A recent study proposes that we may be able to use current technology to identify schizophrenics without spending the copious resources for a qualified neuropsychologist to diagnose an individual case. What implications can this have for pilot licensing, holding government office, police recruiting, and generally the overall stigma associated with individuals who are functioning and non-functioning clinical schizophrenics?
A group of scientists from Scotland, Germany, and the USA recruited schizophrenic patients from mental hospitals in Munich, Germany and Aberdeen, Scotland. The researchers confirmed schizophrenia by diagnostic procedures in the DSM-IV as well as case history. Control group participants were recruited from the area surrounding University of Aberdeen, excluding people with a history of alcohol abuse/dependence, major head trauma involving loss of consciousness for more than 5 minutes, epilepsy or other neurological dysfunction, and ﬁrst-degree family history of psychosis.
Using infrared eye-tracking technology via the EyeLink I and a 19” video screen, the study tested visual patterns in smooth pursuit of a moving object for 20 seconds, fixation stability on the same stationary object, and free-viewing of photographs including:
“Luminance-balanced natural and man made environments showing information at different spatial scales; everyday objects and food in sparse and cluttered scenes; expressive, neutral, and occluded faces; animals; and unfamiliar computer-generated images (fractal patterns, gray-scale ‘pink noise.'”

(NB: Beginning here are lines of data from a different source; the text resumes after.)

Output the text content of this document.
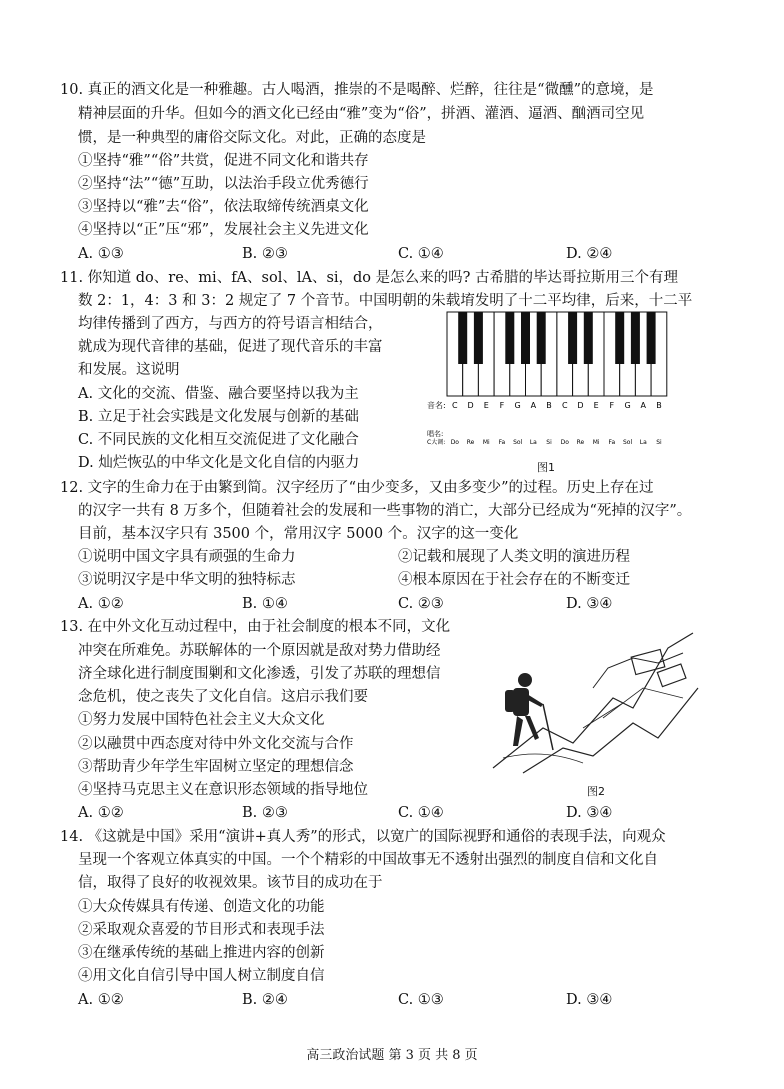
10. 真正的酒文化是一种雅趣。古人喝酒，推崇的不是喝醉、烂醉，往往是“微醺”的意境，是
精神层面的升华。但如今的酒文化已经由“雅”变为“俗”，拼酒、灌酒、逼酒、酗酒司空见
惯，是一种典型的庸俗交际文化。对此，正确的态度是
①坚持“雅”“俗”共赏，促进不同文化和谐共存
②坚持“法”“德”互助，以法治手段立优秀德行
③坚持以“雅”去“俗”，依法取缔传统酒桌文化
④坚持以“正”压“邪”，发展社会主义先进文化
A. ①③	B. ②③	C. ①④	D. ②④
11. 你知道 do、re、mi、fA、sol、lA、si，do 是怎么来的吗? 古希腊的毕达哥拉斯用三个有理
数 2：1，4：3 和 3：2 规定了 7 个音节。中国明朝的朱载堉发明了十二平均律，后来，十二平
均律传播到了西方，与西方的符号语言相结合，
就成为现代音律的基础，促进了现代音乐的丰富
和发展。这说明
A. 文化的交流、借鉴、融合要坚持以我为主
B. 立足于社会实践是文化发展与创新的基础
C. 不同民族的文化相互交流促进了文化融合
D. 灿烂恢弘的中华文化是文化自信的内驱力
音名: C D E F G A B C D E F G A B
唱名:
C大调: Do Re Mi Fa Sol La Si Do Re Mi Fa Sol La Si
图1
12. 文字的生命力在于由繁到简。汉字经历了“由少变多，又由多变少”的过程。历史上存在过
的汉字一共有 8 万多个，但随着社会的发展和一些事物的消亡，大部分已经成为“死掉的汉字”。
目前，基本汉字只有 3500 个，常用汉字 5000 个。汉字的这一变化
①说明中国文字具有顽强的生命力	②记载和展现了人类文明的演进历程
③说明汉字是中华文明的独特标志	④根本原因在于社会存在的不断变迁
A. ①②	B. ①④	C. ②③	D. ③④
13. 在中外文化互动过程中，由于社会制度的根本不同，文化
冲突在所难免。苏联解体的一个原因就是敌对势力借助经
济全球化进行制度围剿和文化渗透，引发了苏联的理想信
念危机，使之丧失了文化自信。这启示我们要
①努力发展中国特色社会主义大众文化
②以融贯中西态度对待中外文化交流与合作
③帮助青少年学生牢固树立坚定的理想信念
④坚持马克思主义在意识形态领域的指导地位	图2
A. ①②	B. ②③	C. ①④	D. ③④
14. 《这就是中国》采用“演讲+真人秀”的形式，以宽广的国际视野和通俗的表现手法，向观众
呈现一个客观立体真实的中国。一个个精彩的中国故事无不透射出强烈的制度自信和文化自
信，取得了良好的收视效果。该节目的成功在于
①大众传媒具有传递、创造文化的功能
②采取观众喜爱的节目形式和表现手法
③在继承传统的基础上推进内容的创新
④用文化自信引导中国人树立制度自信
A. ①②	B. ②④	C. ①③	D. ③④
高三政治试题 第 3 页 共 8 页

The conclusion brought by the research is that schizophrenic individuals clearly lack an ability to perform visual tests the same as control individuals. Diagnosed schizophrenics cannot accurately pursue an object with a smooth speed and path or concentrate with normal patterns when steadily gazing at the photographs presented.
Not every individual exhibits “normal” or “abnormal” eye movements on every trial, so the study analysis combined multiple performance measures from multiple tests. A small covariation in fixation stability was caused by advanced age in the test subjects, but aside from that no other consistent covariations were presented by the data. Pharmaceutical regimens had no bearing on the concluding classification. There was no relationship between probability of classification as “schizophrenic” and the number of chlorpromazine equivalents prescribed, age of onset/duration of illness, or presence or absence of cigarette smoking.
98% of the participants were correctly classified; one schizophrenic patient was misclassified as control and five control subjects were misclassified as borderline. After a retest at 9 months, the reliability of diagnosis was no different (test (SD = .843) and retest (SD = .804)). The study purports, “This is a remarkable level of discrimination and well beyond that of other potential trait markers previously reported in schizophrenia.”